While investigating this, we also found this to be the most efficient set of steps to reproduce this issue in your Apocalypse Rising 2 experience, @LMH_Hutch:

Join an AR2 instance with at least 25 players. (Fewer players work too, but it seems to worsen with more players.)
Open the Micro Profiler counters view and expand memory/instance/gui (so you can see when the issue is occurring).
Hit “Join”.
Run around in the world for a couple seconds.

After completing these steps, you can watch the memory/instance/gui graph continue to grow until the client eventually runs out of memory and crashes. Here’s what the graph looks like standing idle for a while:
Micro Profiler showing leak occurring in AR2

This issue also reproduces in Studio, so you can use Studio to test implementing the workaround.

LMH_Hutch · November 21, 2022, 9:17pm

Awesome, thank you for the insights. We’ll definitely be giving this workaround a try and paying more attention to event connections.

Can we still expect a patch to solve this, or is it mostly in our hands now?

LazerPengu · November 21, 2022, 9:18pm

We will be patching the engine to resolve this leak, but we expect the patch to take a while to be released. This workaround is only intended to be temporary and can be removed once the engine is patched.

LMH_Hutch · November 21, 2022, 10:29pm

Could we get clarification that this is a gui specific memory leak, or should we be applying this workaround to other object types too?

Also is the workaround event specific, or is connecting and disconnecting to only .Changed enough?

newtonmetre · November 21, 2022, 11:51pm

I believe it applies to all object types. It’s just more prevalent with gui objects in your Experience.

LazerPengu · November 22, 2022, 1:03am

This issue happens with all object types and all events. It happens when any event handler destroys its parent object.
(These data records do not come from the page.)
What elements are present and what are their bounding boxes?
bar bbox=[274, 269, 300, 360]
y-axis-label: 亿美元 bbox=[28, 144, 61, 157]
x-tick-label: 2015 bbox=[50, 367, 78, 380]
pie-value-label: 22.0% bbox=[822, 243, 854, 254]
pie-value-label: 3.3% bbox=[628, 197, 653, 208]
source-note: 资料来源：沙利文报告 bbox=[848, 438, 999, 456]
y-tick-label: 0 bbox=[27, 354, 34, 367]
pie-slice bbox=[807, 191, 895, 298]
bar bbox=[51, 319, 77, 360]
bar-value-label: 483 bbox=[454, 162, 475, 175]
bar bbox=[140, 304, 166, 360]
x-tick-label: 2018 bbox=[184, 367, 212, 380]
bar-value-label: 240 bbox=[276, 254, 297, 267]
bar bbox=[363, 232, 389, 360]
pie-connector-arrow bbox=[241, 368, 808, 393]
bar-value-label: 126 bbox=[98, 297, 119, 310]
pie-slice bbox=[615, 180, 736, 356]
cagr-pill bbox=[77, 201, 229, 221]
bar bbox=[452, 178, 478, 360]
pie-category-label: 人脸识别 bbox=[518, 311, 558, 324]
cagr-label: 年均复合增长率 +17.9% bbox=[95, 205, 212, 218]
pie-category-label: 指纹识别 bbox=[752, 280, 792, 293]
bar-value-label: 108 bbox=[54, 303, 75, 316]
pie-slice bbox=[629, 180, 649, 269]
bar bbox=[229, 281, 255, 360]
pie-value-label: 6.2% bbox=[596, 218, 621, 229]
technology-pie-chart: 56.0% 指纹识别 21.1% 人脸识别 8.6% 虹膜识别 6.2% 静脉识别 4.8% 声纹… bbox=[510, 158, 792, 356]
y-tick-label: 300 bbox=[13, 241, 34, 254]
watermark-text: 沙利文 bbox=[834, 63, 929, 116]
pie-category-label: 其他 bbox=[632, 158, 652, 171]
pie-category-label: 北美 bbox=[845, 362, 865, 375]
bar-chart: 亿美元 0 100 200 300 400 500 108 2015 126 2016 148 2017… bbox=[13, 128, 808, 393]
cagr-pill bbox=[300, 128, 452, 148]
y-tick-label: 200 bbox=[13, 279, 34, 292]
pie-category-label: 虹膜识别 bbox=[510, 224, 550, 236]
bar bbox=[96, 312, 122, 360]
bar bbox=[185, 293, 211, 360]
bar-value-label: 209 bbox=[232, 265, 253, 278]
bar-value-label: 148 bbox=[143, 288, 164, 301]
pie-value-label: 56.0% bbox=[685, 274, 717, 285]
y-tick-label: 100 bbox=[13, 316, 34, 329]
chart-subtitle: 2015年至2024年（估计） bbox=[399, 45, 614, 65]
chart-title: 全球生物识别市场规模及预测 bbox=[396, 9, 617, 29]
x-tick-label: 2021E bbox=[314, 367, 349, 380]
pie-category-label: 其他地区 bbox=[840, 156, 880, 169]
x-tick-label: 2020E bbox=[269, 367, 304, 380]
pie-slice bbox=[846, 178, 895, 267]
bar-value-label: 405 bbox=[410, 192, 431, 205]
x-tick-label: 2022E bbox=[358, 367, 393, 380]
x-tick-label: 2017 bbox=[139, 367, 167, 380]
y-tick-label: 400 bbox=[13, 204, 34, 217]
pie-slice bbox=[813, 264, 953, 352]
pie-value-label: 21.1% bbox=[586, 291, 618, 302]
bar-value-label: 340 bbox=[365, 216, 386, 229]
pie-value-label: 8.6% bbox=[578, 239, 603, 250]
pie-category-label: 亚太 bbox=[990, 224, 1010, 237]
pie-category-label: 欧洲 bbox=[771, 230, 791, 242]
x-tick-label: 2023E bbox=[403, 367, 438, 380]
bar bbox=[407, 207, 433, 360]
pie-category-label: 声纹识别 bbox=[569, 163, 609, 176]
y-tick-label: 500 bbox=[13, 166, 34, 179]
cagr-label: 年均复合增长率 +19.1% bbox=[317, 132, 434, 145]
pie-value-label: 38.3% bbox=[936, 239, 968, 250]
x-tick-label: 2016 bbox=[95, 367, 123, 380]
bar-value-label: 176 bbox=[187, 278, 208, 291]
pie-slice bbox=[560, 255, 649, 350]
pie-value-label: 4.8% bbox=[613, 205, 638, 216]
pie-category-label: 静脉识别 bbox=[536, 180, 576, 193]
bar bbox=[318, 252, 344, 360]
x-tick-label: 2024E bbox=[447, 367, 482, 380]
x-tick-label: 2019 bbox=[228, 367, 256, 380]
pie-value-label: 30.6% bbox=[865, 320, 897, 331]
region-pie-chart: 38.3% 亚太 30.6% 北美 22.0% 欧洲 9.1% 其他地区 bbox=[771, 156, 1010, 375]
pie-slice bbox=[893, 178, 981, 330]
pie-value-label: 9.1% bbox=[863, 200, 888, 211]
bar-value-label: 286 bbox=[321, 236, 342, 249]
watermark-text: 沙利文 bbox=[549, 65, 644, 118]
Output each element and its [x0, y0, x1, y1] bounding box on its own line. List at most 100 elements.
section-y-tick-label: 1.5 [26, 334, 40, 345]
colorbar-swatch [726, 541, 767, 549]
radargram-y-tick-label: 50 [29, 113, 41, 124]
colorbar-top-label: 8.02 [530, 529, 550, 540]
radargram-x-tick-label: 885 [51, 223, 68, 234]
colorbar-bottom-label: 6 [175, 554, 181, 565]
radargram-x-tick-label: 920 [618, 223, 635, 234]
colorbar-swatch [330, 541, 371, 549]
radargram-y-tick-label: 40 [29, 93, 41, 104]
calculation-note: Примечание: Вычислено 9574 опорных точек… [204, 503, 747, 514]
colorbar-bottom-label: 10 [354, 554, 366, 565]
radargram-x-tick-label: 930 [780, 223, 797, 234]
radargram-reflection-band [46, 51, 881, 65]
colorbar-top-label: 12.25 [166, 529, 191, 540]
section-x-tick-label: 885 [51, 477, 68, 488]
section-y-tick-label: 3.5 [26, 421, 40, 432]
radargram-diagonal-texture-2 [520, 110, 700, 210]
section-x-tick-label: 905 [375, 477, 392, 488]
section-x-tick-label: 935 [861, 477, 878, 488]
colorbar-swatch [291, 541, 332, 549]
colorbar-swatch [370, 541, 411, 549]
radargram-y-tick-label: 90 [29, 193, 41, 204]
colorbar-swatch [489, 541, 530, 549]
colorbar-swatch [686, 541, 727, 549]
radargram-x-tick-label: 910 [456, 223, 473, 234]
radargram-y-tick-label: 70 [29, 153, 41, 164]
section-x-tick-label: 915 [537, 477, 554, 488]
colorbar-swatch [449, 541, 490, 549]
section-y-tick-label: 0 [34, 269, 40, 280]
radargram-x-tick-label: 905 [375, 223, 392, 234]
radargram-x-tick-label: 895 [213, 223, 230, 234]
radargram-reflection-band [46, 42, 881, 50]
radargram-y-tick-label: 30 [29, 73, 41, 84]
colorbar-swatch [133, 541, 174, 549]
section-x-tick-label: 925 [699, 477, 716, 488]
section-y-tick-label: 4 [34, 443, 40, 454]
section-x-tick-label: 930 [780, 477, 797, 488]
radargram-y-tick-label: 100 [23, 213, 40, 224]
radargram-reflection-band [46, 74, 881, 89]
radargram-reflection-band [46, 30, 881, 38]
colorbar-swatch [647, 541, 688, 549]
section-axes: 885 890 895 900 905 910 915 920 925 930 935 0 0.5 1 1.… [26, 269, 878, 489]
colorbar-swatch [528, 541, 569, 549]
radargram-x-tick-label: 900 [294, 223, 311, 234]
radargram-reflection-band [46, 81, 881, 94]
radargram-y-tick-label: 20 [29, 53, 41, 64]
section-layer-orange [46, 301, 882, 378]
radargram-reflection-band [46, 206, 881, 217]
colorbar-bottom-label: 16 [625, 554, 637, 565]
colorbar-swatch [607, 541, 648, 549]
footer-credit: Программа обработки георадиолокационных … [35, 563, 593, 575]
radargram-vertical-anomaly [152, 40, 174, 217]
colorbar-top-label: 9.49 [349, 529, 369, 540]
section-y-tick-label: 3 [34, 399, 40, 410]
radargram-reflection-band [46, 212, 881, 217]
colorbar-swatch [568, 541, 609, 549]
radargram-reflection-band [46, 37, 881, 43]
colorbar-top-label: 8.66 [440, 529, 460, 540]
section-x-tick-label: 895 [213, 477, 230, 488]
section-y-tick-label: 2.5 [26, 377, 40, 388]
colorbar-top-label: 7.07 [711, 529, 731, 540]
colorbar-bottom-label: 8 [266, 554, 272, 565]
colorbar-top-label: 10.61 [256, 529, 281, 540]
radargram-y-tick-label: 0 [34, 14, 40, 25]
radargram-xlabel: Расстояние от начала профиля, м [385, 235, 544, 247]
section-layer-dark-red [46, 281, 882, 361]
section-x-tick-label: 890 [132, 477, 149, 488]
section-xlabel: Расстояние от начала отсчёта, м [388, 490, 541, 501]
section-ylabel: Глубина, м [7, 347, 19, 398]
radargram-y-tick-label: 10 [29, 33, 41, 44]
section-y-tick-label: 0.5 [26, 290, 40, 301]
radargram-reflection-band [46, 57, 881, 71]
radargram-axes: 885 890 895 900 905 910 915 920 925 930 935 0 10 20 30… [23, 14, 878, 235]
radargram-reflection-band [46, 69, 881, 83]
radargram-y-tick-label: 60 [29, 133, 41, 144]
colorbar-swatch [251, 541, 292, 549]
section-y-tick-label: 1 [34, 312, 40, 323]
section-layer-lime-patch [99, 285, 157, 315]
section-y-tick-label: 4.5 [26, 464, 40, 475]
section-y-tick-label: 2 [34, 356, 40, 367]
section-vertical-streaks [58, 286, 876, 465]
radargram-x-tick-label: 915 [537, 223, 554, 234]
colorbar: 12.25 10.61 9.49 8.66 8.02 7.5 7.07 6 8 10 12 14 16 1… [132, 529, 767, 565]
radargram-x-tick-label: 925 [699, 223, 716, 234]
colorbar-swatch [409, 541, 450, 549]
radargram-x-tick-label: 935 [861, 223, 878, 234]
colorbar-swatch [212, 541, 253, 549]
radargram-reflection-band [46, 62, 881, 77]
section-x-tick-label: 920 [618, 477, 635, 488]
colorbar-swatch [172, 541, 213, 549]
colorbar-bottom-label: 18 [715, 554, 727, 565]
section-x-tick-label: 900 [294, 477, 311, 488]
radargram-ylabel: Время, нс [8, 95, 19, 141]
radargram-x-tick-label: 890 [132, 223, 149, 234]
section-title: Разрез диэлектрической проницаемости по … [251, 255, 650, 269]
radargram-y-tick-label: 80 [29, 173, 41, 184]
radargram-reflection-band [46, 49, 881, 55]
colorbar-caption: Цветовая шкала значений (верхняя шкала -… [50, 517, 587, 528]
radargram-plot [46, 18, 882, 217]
The event you connect/disconnect from in the workaround should be the same event that you’re about to destroy the object from. You don’t need to connect/disconnect all events on the object: just the one that you’re about to destroy it from. For example:

local button = script.Parent -- assume it's a TextButton

button.Changed:Connect(function ()
	print("Button changed") -- doesn't destroy the button; no workaround needed.
end)

button.MouseButton1Click:Connect(function ()
	print("Clicked")
	button:Destroy() -- this handler destroys its parent, so it needs to have the workaround
end)

And in this case, since the MouseButton1Click Event is the one calling Destroy(), the workaround would look like this:

-- Edited version of the above event handler to apply the workaround.
button.MouseButton1Click:Connect(function ()
	print("Clicked")
	-- Connect to the same event as this handler.
	connection = button.MouseButton1Click:Connect(function ()
		-- This function isn't ever called, you don't really need anything here.
		assert(false, "Not reached")
	end)
	connection:Disconnect()
	button:Destroy()
end)

You can even make the workaround a one-liner if you want:

-- Shorter edited version.
button.MouseButton1Click:Connect(function ()
	print("Clicked")
	button.MouseButton1Click:Connect(function () end):Disconnect() -- one-liner version
	button:Destroy()
end)

Even though we also use the Changed event on this button, we don’t need to apply the workaround to it because it doesn’t destroy the button.